Oceans 3.0 API filter: dpo_qualityControl=1&dpo_dataGaps=1&dpo_resample=15
Kaiser-Bessel Filtering Options
This option specifies the window duration of the Kaiser Bessel filter, of which there are two passes. The parameter β of the Kaiser window, which controls the level of the sidelobe, is set to 3 by default. The first pass is a low-pass filter to isolate the tsunami signal. For highly energetic tsunami events such as the 2011 Tohoku tsunami, a 6 hour window duration should be used. For smaller events, such as the 2012 Haida Gwaii earthquake, a shorter window of 2-3 hours can be used. It is important to note that these options should only be chosen to isolate a tsunami signal. The second pass of the Kaiser-Bessel Filter further removes noise from the final output after processing by using a relatively short window duration. If necessary, high-frequency infra-gravity waves can be eliminated from the data by selecting the 6 minute option. In many cases, this is not necessary, and in other cases, a 2 minute window is sufficient. For data with very strong infra-gravity waves, a 20 minute window can be applied.
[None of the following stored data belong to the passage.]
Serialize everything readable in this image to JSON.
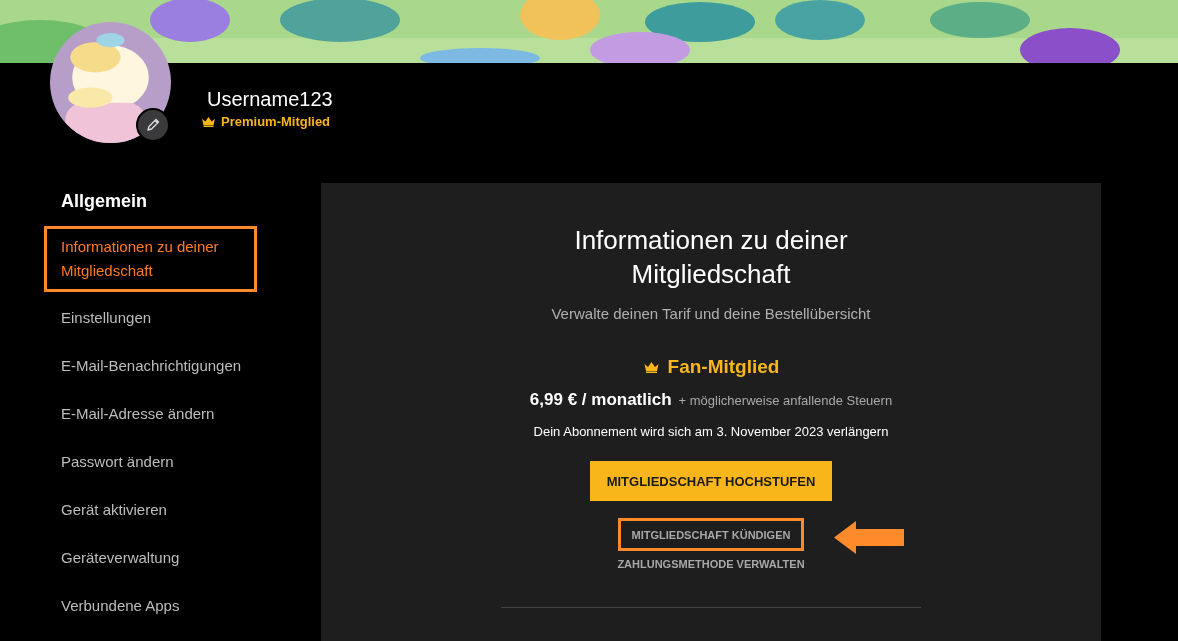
{
  "profile": {
    "username": "Username123",
    "badge": "Premium-Mitglied"
  },
  "sidebar": {
    "heading": "Allgemein",
    "items": [
      {
        "label": "Informationen zu deiner Mitgliedschaft",
        "selected": true,
        "highlighted": true
      },
      {
        "label": "Einstellungen",
        "selected": false,
        "highlighted": false
      },
      {
        "label": "E-Mail-Benachrichtigungen",
        "selected": false,
        "highlighted": false
      },
      {
        "label": "E-Mail-Adresse ändern",
        "selected": false,
        "highlighted": false
      },
      {
        "label": "Passwort ändern",
        "selected": false,
        "highlighted": false
      },
      {
        "label": "Gerät aktivieren",
        "selected": false,
        "highlighted": false
      },
      {
        "label": "Geräteverwaltung",
        "selected": false,
        "highlighted": false
      },
      {
        "label": "Verbundene Apps",
        "selected": false,
        "highlighted": false
      }
    ]
  },
  "membership": {
    "title": "Informationen zu deiner Mitgliedschaft",
    "subtitle": "Verwalte deinen Tarif und deine Bestellübersicht",
    "plan": "Fan-Mitglied",
    "price": "6,99 € / monatlich",
    "tax_note": "+ möglicherweise anfallende Steuern",
    "renewal": "Dein Abonnement wird sich am 3. November 2023 verlängern",
    "actions": [
      {
        "kind": "button",
        "label": "MITGLIEDSCHAFT HOCHSTUFEN"
      },
      {
        "kind": "link",
        "label": "MITGLIEDSCHAFT KÜNDIGEN",
        "highlighted": true,
        "arrow": true
      },
      {
        "kind": "link",
        "label": "ZAHLUNGSMETHODE VERWALTEN",
        "highlighted": false,
        "arrow": false
      }
    ]
  }
}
The filtering should only be used if needed since it can distort the tsunami record and lead to the introduction of signal "artifacts". The 'off' option for both passes should be selected for spectral analysis and is the default to allow users to initially see all of the signals before applying additional filtering. The default off option provides the residual (detided), non-filtered data.
Oceans 3.0 API filter: dpo_tsunamiKBfilter1=10800 (other options: 7200, 21600 (window duration in seconds) or 0 for off)
Oceans 3.0 API filter: dpo_tsunamiKBfilter2=360 (other options: 120, 1200 (window duration in seconds) or 0 for off)
Formats
This data is available in PNG, PDF and MAT formats. These formats are exactly the same as the standard time series scalar data products; the same code is used. The PNG and PDF formats are simply line plots of the detided pressure residual data, see Sensor-level Time Series Scalar Plots for more information. The MAT format is the scalar data used to make the plots and is the same as the Time Series Scalar MAT files, except for an additional structure call 'TidePrediction' which includes the output from T_Tide and the reference data used to run T_Tide. Here is the structure:
name, freq, tidecon, type are T_Tide outputs. t_predicOutput is the command window commentary captured to a string. dat and time are the tidal prediction time series (xout from t_predic). The structure TideReferenceData is a standard ONC time series scalar data structure containing the data used to make the tide fit in T_Tide which is 3 months of 15-minute average data, but it is only included if the requested time range is less than 2 months (in that case the requested data is used in T_Tide).
References:
[1] R. Pawlowicz, B. Beardsley, and S. Lentz, "Classical tidal harmonic analysis including error estimates in MATLAB using T_TIDE", Computers and Geosciences 28 (2002), 929-937.